The son, whose name has been withheld, identified Mackey, aka “Eagle Eye,” as that individual in an identification parade at the Central Detective Unit (CDU) on November 22, 2015.
According to the boy’s testimony in court last week, around 8pm on the day in question, he and his mother were driving to pick up a book from one of her friends, who is also a teacher, for a project he had for the next day.
He said while they were on Parkgate Road, he saw “this man laying in the road when we were driving.” He said he told his mother he noticed someone lying in the road, but she ignored it and continued to drive. After he repeated his statement, his mother said, “I am not into this tonight.”
The son said the man lying in the road then sat up, and his mother swerved to avoid hitting him. Had they not done so, he said, they “would have probably rolled over him.”
After passing him, he said he turned around to see if the individual was still in the road, but he was not.
McIntosh’s son said they continued driving “for maybe two more seconds” before he heard “glass” breaking. The driver’s side window was shattered, and he saw his mother “immediately” hold her neck.
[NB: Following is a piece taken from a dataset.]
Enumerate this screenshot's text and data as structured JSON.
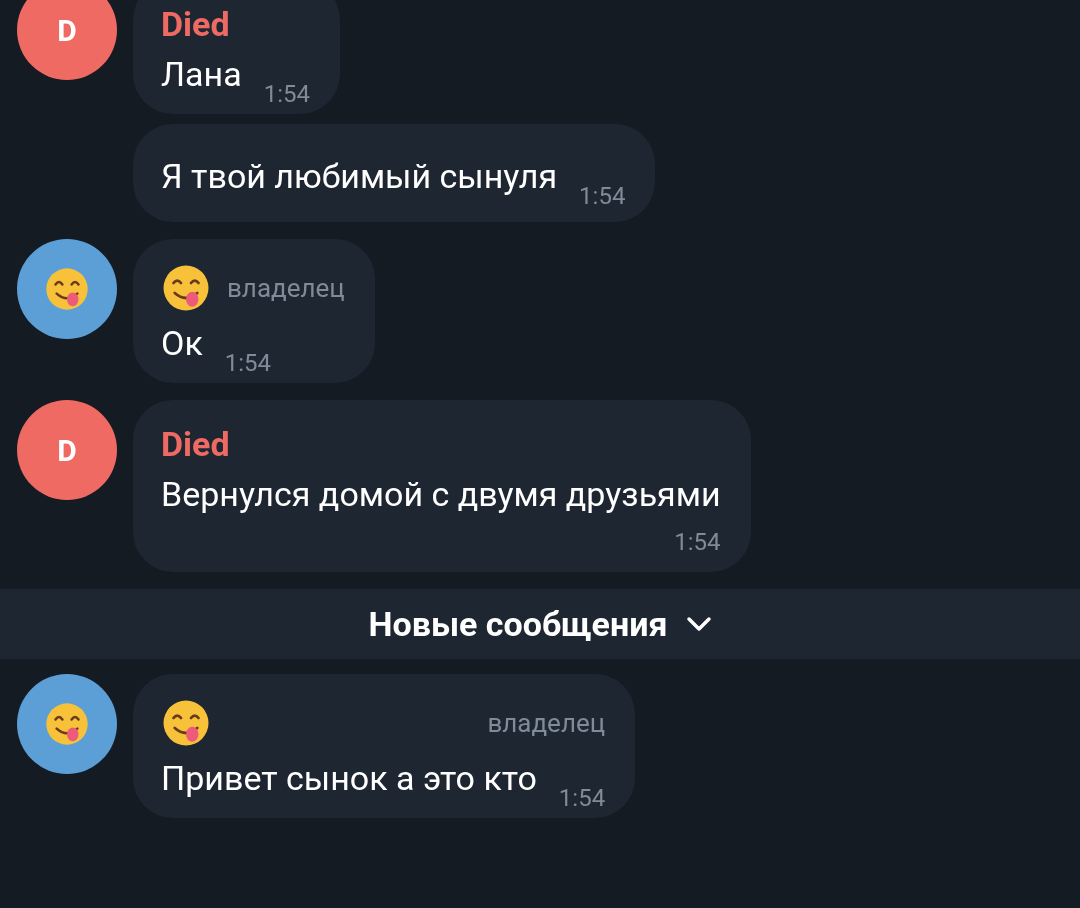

“And I looked at her, she began to spit blood,” he testified. “And I realised she had probably been shot.”
He said he told his mother to drive to the hospital, but she continued to drive forward.
“I screamed, ‘drive to the hospital, drive to the hospital,’” he told the court. “And she put up her hand, and she said ‘I love God. I love God.’ I continued to tell her ‘drive to the hospital’ and then her head gave way and hit the wheel, and then we hit a wall.”
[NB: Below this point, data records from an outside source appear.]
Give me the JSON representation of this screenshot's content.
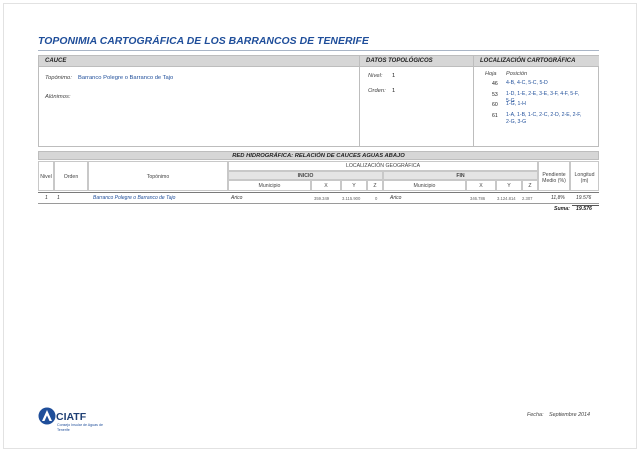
{
  "title": "TOPONIMIA CARTOGRÁFICA DE LOS BARRANCOS DE TENERIFE",
  "cauce": {
    "header": "CAUCE",
    "toponimo_label": "Topónimo:",
    "toponimo_value": "Barranco Polegre o Barranco de Tajo",
    "alonimos_label": "Alónimos:"
  },
  "datos": {
    "header": "DATOS TOPOLÓGICOS",
    "nivel_label": "Nivel:",
    "nivel_value": "1",
    "orden_label": "Orden:",
    "orden_value": "1"
  },
  "localizacion": {
    "header": "LOCALIZACIÓN CARTOGRÁFICA",
    "hoja_label": "Hoja",
    "posicion_label": "Posición",
    "rows": [
      {
        "hoja": "46",
        "posicion": "4-B, 4-C, 5-C, 5-D"
      },
      {
        "hoja": "53",
        "posicion": "1-D, 1-E, 2-E, 3-E, 3-F, 4-F, 5-F, 5-G"
      },
      {
        "hoja": "60",
        "posicion": "1-G, 1-H"
      },
      {
        "hoja": "61",
        "posicion": "1-A, 1-B, 1-C, 2-C, 2-D, 2-E, 2-F, 2-G, 3-G"
      }
    ]
  },
  "red": {
    "title": "RED HIDROGRÁFICA: RELACIÓN DE CAUCES AGUAS ABAJO",
    "headers": {
      "nivel": "Nivel",
      "orden": "Orden",
      "toponimo": "Topónimo",
      "loc_geo": "LOCALIZACIÓN GEOGRÁFICA",
      "inicio": "INICIO",
      "fin": "FIN",
      "municipio": "Municipio",
      "x": "X",
      "y": "Y",
      "z": "Z",
      "pendiente": "Pendiente Medio (%)",
      "longitud": "Longitud (m)"
    },
    "row": {
      "nivel": "1",
      "orden": "1",
      "toponimo": "Barranco Polegre o Barranco de Tajo",
      "municipio_inicio": "Arico",
      "x_inicio": "359.349",
      "y_inicio": "3.115.900",
      "z_inicio": "0",
      "municipio_fin": "Arico",
      "x_fin": "346.786",
      "y_fin": "3.124.814",
      "z_fin": "2.307",
      "pendiente": "11,8%",
      "longitud": "19.576"
    },
    "suma_label": "Suma:",
    "suma_value": "19.576"
  },
  "footer": {
    "logo_text": "CIATF",
    "logo_subtext": "Consejo Insular de Aguas de Tenerife",
    "fecha_label": "Fecha:",
    "fecha_value": "Septiembre  2014"
  },
  "colors": {
    "accent": "#1f4e9a",
    "header_bg": "#d6d6d6"
  }
}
The teen said he subsequently jumped out of the car and ran, with the intention of going to his grandmother’s house nearby.
He said days later on November 22, around 1.10pm, he went to CDU and was taken into a room where he viewed an identification parade. He said when asked by the officer if there was anyone in the line-up that resembled the man he saw lying in the road, he pointed to number three, a number held by Mackey.
However, Dorsey McPhee, Mackey’s attorney, questioned the boy’s description of the person he saw in the road, who had been described as having “brown skin” and an “unkempt beard.” By “unkempt,” McIntosh’s son said he meant it “was not shaved. It wasn’t lined up. It was just in patches around his face.”
Mr McPhee further questioned there being no mention of facial hair in the boy’s initial statement to police, in reference to the description of the assailant seen lying in the road.
When he testified yesterday, Assistant Superintendent of Police (ASP) Will Hart, attached to CDU, said on November 22, 2015, after receiving certain information from another senior officer, he spoke with Mackey concerning his intentions to have him participate in an identification parade.
ASP Hart said he gave Mackey a form outlining the procedure for the identification parade, which he said Mackey appeared to have read and subsequently signed. Afterwards, ASP Hart said he took Mackey to the identification room, and showed him eight people with similar characteristics.
Mackey opted to take up position number three, ASP Hart said.
He said he went into the other side of the identification room, and McIntosh’s son was escorted in by Corporal Coakley. ASP Hart said he spoke with the victim’s son, and informed him the person he saw lying in the road weeks prior may or may not have been in the line-up.
However, after the son viewed the line-up, he identified number three as the individual he saw in the road. ASP Hart said the parade was subsequently dismissed, Mackey was informed he was identified and subsequently cautioned.
The trial continues today.
Yesterday’s proceedings are the latest in the murder trial of two men and a teenager accused of murdering the former fourth grade teacher.
It is alleged the teenager, who was 17 at the time of the incident, along with Armando Sergeant of Kemp Road and Mackey of Bonaby Alley, attempted to rob McIntosh at gunpoint of her 2009 silver coloured Toyota Corolla worth $6,000.
It is alleged that during the failed carjacking, the victim was shot multiple times in her head and body. She later crashed into a wall at the intersection of Parkgate and Village Roads.
All three accused have denied the allegations.
Viola Barnett and Akeyra Saunders represent the Crown. Sonia Timothy represents the teenager, while David Cash represents Sergeant.